- Third baseman
- Born: Gideon Spence December 2, 1927 Newport, Rhode Island, U.S.
- Died: December 4, 2016 (aged 89) Bennington, Vermont, U.S.
- Batted: RightThrew: Right

Negro league baseball debut
- 1945, for the New York Black Yankees

Last appearance
- 1945, for the New York Black Yankees
- Stats at Baseball Reference

Teams
- New York Black Yankees (1945);

= Gideon Applegate =

American baseball player (1927–2016)

Gideon Spence Applegate (December 2, 1927 – December 4, 2016), also known as John Spearman, was an American Negro league third baseman who played in the 1940s.

Applegate was born Gideon Spence, raised in Rumford, Rhode Island by adoptive parents and attended East Providence High School where he was one of only two African-American students and played several sports. While still in high school and playing under an assumed name, Applegate appeared for the New York Black Yankees in 1945. In three recorded games, he posted one hit in ten plate appearances. After graduating high school in 1945, he assumed his adoptive parents' surname, Applegate, and joined the United States Navy. After returning from the Navy, he enrolled at Brown University to play college football for the Brown Bears but was hurt before the season started and did not appear in any games. In 1949, he received a minor league contract from the Boston Braves. He graduated from Brown in 1952 and played in the minors until 1953.

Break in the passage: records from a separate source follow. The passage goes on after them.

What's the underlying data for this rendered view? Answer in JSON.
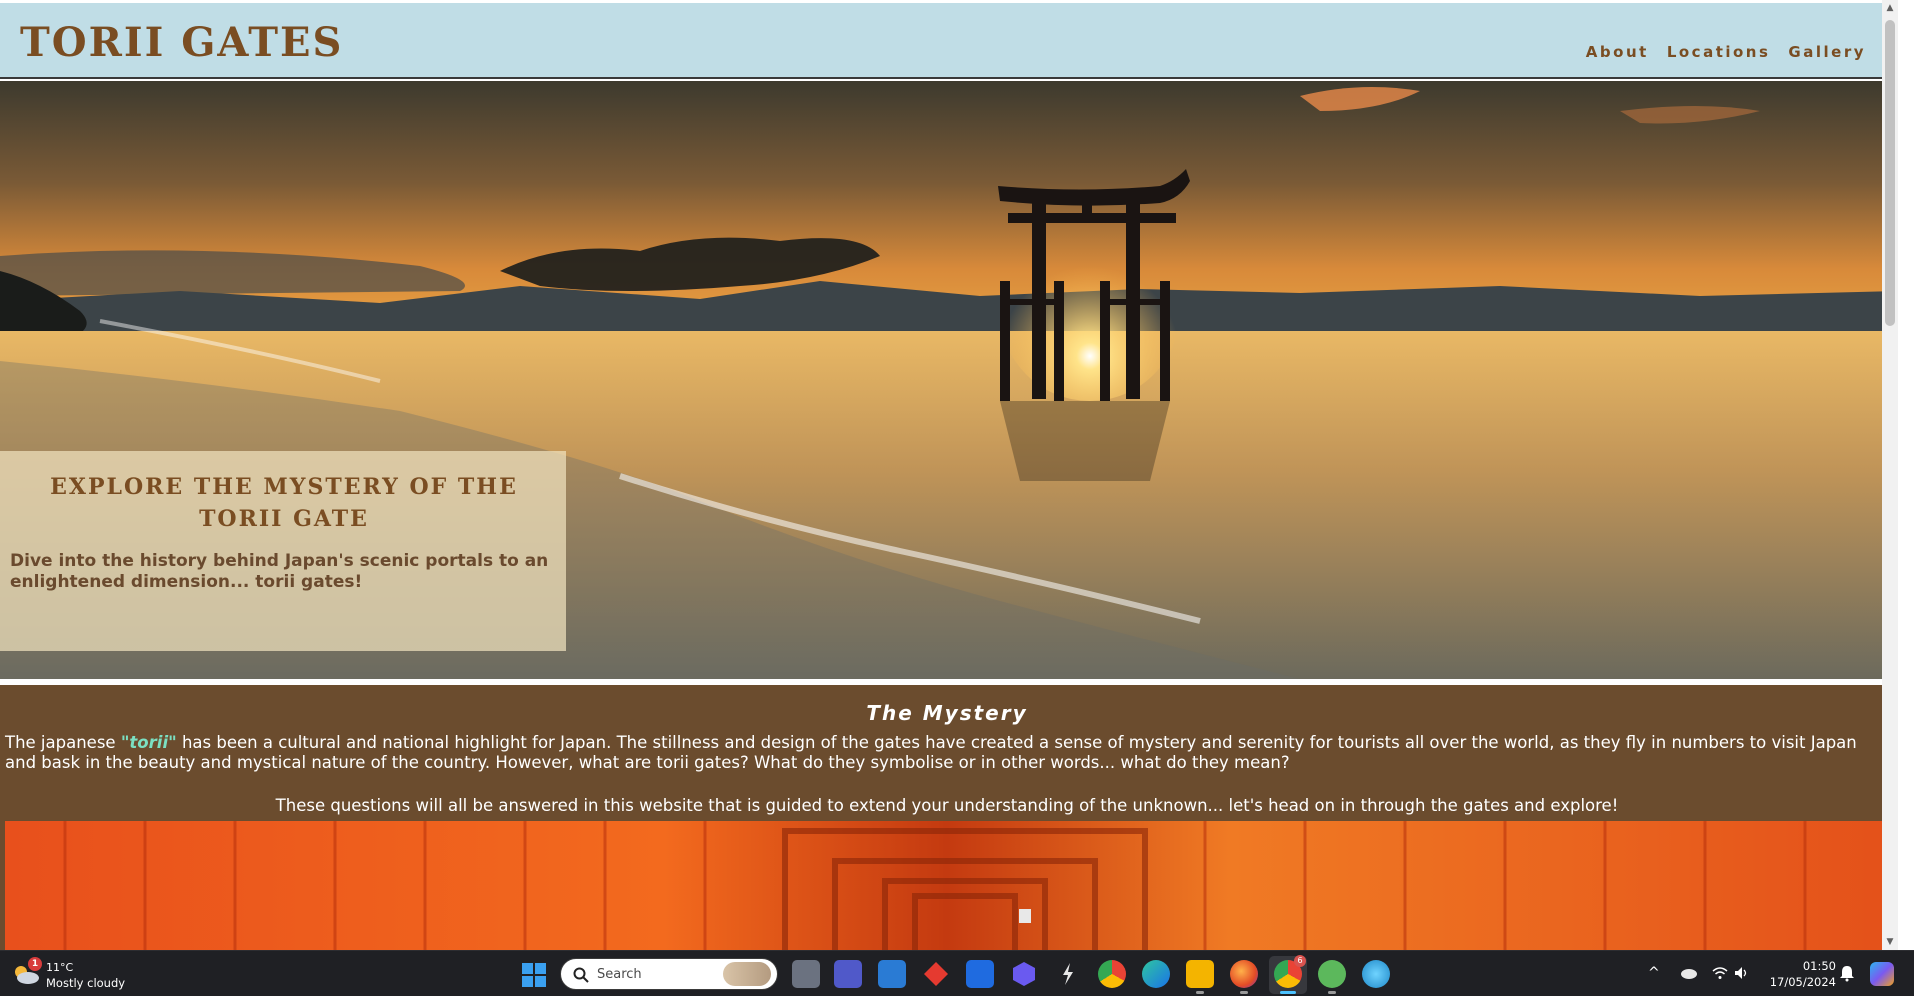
{
  "header": {
    "title": "TORII GATES",
    "nav": [
      "About",
      "Locations",
      "Gallery"
    ]
  },
  "hero": {
    "heading": "EXPLORE THE MYSTERY OF THE TORII GATE",
    "subheading": "Dive into the history behind Japan's scenic portals to an enlightened dimension... torii gates!"
  },
  "mystery": {
    "title": "The Mystery",
    "p1_before": "The japanese ",
    "p1_highlight": "\"torii\"",
    "p1_after": " has been a cultural and national highlight for Japan. The stillness and design of the gates have created a sense of mystery and serenity for tourists all over the world, as they fly in numbers to visit Japan and bask in the beauty and mystical nature of the country. However, what are torii gates? What do they symbolise or in other words... what do they mean?",
    "p2": "These questions will all be answered in this website that is guided to extend your understanding of the unknown... let's head on in through the gates and explore!"
  },
  "taskbar": {
    "weather": {
      "temp": "11°C",
      "condition": "Mostly cloudy",
      "badge": "1"
    },
    "search_placeholder": "Search",
    "apps": [
      "file-explorer-icon",
      "teams-icon",
      "store-icon",
      "red-app-icon",
      "dropbox-icon",
      "blue-app-icon",
      "dark-app-icon",
      "chrome-icon",
      "edge-icon",
      "folder-icon",
      "firefox-icon",
      "chrome-profile-icon",
      "utorrent-icon",
      "paint-icon"
    ],
    "chrome_badge": "6",
    "clock": {
      "time": "01:50",
      "date": "17/05/2024"
    }
  },
  "colors": {
    "header_bg": "#c0dde6",
    "brand_brown": "#7a4d22",
    "section_bg": "#6b4c2e",
    "highlight": "#7be0c2",
    "taskbar_bg": "#1f2024"
  }
}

After his baseball career, Brown worked as a cartographer for the Defense Mapping Agency, a youth football referee, a ski and tennis instructor and an equipment manager for Brown University athletics. Applegate's Negro league career and identity were unknown to baseball researchers until he and other local Negro leaguers were honored by the Pawtucket Red Sox at a ceremony in 2013. As of 2007, he was living in South Newfane, Vermont. He had suffered two strokes which left him partially paralyzed and impaired his speech and memory. He died in Bennington, Vermont on December 4, 2016, at the age of 89.